Ora è il turno di Rico, che presenta me, parla soprattutto delle mie qualità di gioco, della mia precocità. Il futuro del tennis, dice.
«Michele Bressan!»
Applausi. Esco. Ho i riflettori puntati addosso. C'è pubblico, in questo teatro, ma non vedo nulla oltre al palco, solo buio. I riflettori mi accecano.
Sono solo.
E comincio un discorso che non avevo preparato.
«All'inizio lo odiavo.» Dico, coi segni. «Lo odiavo perché non lo capivo, perché non riuscivo ad accettare che mi battesse col suo tennis totalmente fuori dagli schemi. Gioca a casaccio, dicevo, mi batte solo perché mi fa innervosire. Ci ho messo un po' a capire che il motivo per cui mi batteva è che è un genio. Tatticamente imprevedibile, tecnicamente incomprensibile.» A ogni frase attendo con pazienza che l'interprete traduca. «E conoscendolo come rivale, parallelamente, l'ho conosciuto anche come amico. Ho superato il mio odio per i suoi capelli demenziali. E...»
Fragole, cannella, carote giganti, pelle salmastra, capelli viola, San Pietroburgo, le sue dita al cioccolato nella mia bocca, dentro di me, sorrisi, scherzi, abbracci, un bacio, un bacio che non c'è mai stato. Un bacio che vorrei ma non riuscirò mai a dare.
«Non so cos'altro dire. Non sono bravo a fare discorsi. La persona che vi presento è il mio più grande rivale, e il mio più grande amico, e l'essere umano più straordinario che abbia mai conosciuto. Ivan Reshetnikov.»

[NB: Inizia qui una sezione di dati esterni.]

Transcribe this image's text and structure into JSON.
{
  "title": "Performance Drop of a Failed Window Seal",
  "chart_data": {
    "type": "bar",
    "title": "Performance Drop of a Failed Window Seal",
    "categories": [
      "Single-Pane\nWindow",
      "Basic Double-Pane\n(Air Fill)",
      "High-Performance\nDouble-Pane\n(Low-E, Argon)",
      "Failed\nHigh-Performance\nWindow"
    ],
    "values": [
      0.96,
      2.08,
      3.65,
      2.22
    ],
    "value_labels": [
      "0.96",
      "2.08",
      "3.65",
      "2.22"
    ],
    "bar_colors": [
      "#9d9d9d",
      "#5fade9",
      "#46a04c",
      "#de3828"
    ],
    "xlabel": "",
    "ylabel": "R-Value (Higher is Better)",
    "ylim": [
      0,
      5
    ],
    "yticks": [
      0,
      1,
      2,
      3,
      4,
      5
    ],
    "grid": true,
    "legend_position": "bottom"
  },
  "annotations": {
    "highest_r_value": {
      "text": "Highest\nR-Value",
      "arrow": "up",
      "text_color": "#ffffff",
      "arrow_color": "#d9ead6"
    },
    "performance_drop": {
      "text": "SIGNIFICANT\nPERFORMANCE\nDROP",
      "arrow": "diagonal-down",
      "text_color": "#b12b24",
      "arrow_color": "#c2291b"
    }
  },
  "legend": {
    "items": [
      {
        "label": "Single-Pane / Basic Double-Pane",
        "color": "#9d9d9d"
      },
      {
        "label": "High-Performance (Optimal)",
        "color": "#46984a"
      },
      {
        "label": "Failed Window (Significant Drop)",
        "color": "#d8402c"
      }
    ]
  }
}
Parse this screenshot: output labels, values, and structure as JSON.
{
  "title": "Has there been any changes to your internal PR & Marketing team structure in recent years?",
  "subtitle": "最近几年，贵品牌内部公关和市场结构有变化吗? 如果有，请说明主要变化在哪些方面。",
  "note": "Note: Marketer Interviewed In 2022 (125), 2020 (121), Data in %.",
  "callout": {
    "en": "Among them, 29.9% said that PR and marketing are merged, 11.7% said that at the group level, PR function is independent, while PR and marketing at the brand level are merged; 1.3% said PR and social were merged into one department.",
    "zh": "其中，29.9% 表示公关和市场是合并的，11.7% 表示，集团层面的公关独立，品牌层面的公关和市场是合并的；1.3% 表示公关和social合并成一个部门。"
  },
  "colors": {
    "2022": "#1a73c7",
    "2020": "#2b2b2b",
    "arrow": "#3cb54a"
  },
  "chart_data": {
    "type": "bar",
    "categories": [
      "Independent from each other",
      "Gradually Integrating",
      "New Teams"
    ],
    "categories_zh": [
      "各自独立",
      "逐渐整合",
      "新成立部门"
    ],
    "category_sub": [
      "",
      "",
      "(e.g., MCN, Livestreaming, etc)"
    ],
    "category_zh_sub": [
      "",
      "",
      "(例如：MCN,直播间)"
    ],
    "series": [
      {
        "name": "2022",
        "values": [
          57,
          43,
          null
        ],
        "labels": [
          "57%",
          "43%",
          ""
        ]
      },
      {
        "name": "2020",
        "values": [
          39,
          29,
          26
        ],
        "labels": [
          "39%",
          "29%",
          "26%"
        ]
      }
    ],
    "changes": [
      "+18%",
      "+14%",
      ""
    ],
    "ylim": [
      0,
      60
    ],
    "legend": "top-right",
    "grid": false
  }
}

Parte un applauso scrosciante, appena l'interprete pronuncia le ultime parole.
Forse ho esagerato. L'essere umano più straordinario. È un aggettivo troppo grande? No. Non lo è. È quello che penso. Ivan fa un inchino al pubblico, poi mi stringe, affiancandosi a me, non un vero abbraccio, una stretta laterale, che dura solo pochi secondi.
***
Ci sono due giornate di allenamento, prima della tre giorni di incontri. A turno palleggio con tutti, ovviamente anche con Ivan. Non ha ancora trovato un nuovo allenatore, dopo la morte di Raffaele, è qui solo col fisio e con il preparatore. E con Daria. Gli chiedo se ha cominciato a cercarlo, l'allenatore nuovo. «Sarà molto difficile sostituire Raf» mi risponde.
C'è Daria, a bordocampo, che ci osserva silenziosa.
Gli incontri sono già tutti quasi decisi. Ivan giocherà solo un singolare il primo giorno. Io giocherò il singolare il secondo e il terzo giorno. Gli avversari ancora non li sappiamo. Ogni giorno successivo le vittorie valgono un punto in più, quindi quelle del primo giorno sono meno importanti di quelle dell'ultimo.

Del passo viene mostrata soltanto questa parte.